Why do you think the inequity in criminal justice didn’t gain more widespread attention before the last five or 10 years with the killings of Michael Brown, Freddie Gray, George Floyd and others?
Massive racial inequalities happened as a function of longstanding politics and policies long before that – they are endemic to the United States historically, going back to slavery. If you look at the levels of mass incarceration and mass criminalization specifically, they exploded, starting in the 1970s, in a way that disproportionately impacted people of color.

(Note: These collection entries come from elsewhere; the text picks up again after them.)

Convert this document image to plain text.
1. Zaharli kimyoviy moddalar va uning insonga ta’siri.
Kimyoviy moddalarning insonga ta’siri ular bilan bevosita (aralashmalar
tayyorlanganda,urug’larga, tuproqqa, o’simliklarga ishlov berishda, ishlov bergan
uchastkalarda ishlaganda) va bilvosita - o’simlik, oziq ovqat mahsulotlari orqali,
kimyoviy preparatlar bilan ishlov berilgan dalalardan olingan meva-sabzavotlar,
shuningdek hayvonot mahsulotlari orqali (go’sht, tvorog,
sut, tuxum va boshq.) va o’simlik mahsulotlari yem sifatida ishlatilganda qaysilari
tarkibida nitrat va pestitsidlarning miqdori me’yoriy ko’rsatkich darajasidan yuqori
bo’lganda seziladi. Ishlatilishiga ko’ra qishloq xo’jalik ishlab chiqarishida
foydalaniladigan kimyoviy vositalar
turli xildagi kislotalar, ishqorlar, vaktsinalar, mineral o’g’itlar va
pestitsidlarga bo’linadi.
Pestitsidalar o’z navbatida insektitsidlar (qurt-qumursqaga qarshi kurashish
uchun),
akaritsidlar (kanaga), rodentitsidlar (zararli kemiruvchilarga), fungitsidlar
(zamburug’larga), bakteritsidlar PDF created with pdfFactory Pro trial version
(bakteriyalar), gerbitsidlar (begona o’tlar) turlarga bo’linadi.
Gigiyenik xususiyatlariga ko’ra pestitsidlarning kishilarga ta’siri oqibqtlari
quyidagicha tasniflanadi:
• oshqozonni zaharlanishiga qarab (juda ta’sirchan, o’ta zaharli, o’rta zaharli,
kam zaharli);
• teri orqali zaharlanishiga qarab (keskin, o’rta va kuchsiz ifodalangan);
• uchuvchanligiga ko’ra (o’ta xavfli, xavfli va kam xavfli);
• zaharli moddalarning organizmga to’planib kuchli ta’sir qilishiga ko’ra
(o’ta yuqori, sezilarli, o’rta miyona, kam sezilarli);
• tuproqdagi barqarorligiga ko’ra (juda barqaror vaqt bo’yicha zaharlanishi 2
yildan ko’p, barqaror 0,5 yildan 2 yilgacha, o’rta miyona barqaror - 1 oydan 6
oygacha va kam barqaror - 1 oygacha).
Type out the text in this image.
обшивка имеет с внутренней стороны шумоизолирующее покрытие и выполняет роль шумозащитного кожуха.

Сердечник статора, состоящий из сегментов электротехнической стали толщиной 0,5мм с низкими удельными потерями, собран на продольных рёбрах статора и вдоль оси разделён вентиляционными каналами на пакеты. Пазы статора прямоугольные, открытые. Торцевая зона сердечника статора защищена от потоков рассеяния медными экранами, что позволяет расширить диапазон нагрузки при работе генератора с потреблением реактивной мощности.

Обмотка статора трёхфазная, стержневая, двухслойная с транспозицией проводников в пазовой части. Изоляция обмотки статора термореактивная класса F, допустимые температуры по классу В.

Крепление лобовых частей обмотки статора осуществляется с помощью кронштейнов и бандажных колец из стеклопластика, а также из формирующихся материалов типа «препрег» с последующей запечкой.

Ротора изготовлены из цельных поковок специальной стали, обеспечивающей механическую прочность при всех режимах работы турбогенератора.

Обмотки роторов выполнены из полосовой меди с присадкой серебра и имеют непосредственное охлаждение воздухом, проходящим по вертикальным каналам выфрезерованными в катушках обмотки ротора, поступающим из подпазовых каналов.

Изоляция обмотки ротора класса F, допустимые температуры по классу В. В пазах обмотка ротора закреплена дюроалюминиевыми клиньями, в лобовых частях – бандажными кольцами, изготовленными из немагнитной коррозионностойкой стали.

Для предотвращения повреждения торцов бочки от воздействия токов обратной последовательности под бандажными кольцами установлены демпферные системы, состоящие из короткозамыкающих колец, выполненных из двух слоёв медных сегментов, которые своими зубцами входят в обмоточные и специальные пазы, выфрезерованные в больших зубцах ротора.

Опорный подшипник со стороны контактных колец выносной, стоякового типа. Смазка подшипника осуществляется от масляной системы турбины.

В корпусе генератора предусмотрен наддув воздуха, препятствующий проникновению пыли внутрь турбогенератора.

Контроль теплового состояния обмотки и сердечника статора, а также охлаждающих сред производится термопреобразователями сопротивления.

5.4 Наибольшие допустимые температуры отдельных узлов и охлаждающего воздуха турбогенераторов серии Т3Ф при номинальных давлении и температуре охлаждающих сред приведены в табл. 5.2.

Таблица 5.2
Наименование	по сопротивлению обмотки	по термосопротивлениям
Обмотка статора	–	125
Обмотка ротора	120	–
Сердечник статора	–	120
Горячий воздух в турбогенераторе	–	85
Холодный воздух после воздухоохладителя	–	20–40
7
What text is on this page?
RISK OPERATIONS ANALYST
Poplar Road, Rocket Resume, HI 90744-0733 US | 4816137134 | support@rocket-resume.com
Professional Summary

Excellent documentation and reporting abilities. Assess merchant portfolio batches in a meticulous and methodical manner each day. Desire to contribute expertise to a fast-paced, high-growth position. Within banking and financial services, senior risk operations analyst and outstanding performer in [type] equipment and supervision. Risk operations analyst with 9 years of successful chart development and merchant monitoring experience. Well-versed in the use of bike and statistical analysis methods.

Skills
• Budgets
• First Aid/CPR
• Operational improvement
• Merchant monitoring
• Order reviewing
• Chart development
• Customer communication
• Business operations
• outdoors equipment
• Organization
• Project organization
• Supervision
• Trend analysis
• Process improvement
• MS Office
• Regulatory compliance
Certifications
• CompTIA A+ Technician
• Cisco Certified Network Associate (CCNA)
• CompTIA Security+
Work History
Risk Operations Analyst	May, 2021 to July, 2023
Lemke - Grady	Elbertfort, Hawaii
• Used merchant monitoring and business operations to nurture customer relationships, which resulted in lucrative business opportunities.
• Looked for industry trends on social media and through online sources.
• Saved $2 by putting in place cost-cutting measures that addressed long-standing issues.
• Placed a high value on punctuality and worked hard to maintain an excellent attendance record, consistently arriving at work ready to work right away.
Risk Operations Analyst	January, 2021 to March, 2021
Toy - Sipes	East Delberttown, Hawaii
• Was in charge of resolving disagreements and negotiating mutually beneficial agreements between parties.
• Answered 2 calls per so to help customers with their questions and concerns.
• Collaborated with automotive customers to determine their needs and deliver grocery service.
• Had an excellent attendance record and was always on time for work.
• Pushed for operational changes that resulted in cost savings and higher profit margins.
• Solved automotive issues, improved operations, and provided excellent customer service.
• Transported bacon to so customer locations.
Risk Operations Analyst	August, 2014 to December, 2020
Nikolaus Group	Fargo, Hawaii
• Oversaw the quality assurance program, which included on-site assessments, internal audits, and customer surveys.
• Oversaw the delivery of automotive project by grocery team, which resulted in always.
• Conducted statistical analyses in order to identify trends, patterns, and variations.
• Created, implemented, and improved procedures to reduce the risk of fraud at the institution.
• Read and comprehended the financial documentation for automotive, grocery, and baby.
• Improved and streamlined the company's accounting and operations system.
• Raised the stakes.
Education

The public is paying attention now because it’s more visible and clashes with a narrative of a post-racial America.
How did you become interested in researching these issues?
My undergraduate background is in economics, and so I was interested in thinking about drug markets, drug use and drug policy. I didn’t come into the field necessarily thinking about racial inequality, but it’s such a central part of drug laws and policies and how they’re created.
Does most of your research still focus on drug crimes?
I’m still doing work on people who are arrested for drug crimes, and I look at how inequalities are generated across different stages of the criminal justice system and how context matters. A lot of times, the biggest inequalities don’t necessarily occur at sentencing, but they occur on the front end. They occur during arrest, the bail process and prosecution and charging. I’ve done work looking at that middle process in the courts and how inequalities happen across multiple stages of the criminal justice system. Most of that is on people who are accused of drug crimes, but that became a way to look at inequality more broadly.
What are some of your current projects?
I am working on a project examining how facial recognition and machine learning contribute to inequalities in criminal justice. That is at the center of the debate for a lot of police departments that are trying to figure out how the technology works. Part of it is the application and where the technology is being deployed. Part of the problem is with the technology itself because a lot of times the algorithms are trained on predominantly white faces and, oftentimes, male faces, so the error rate for misrecognizing Black people, in particular, is much higher. As a result of COVID-19, I’m also working with an interdisciplinary team on the COVID Prison Project, which tracks cases of people in prisons. Coronavirus has disproportionately impacted people in jails and prisons, and so tracking these numbers is important.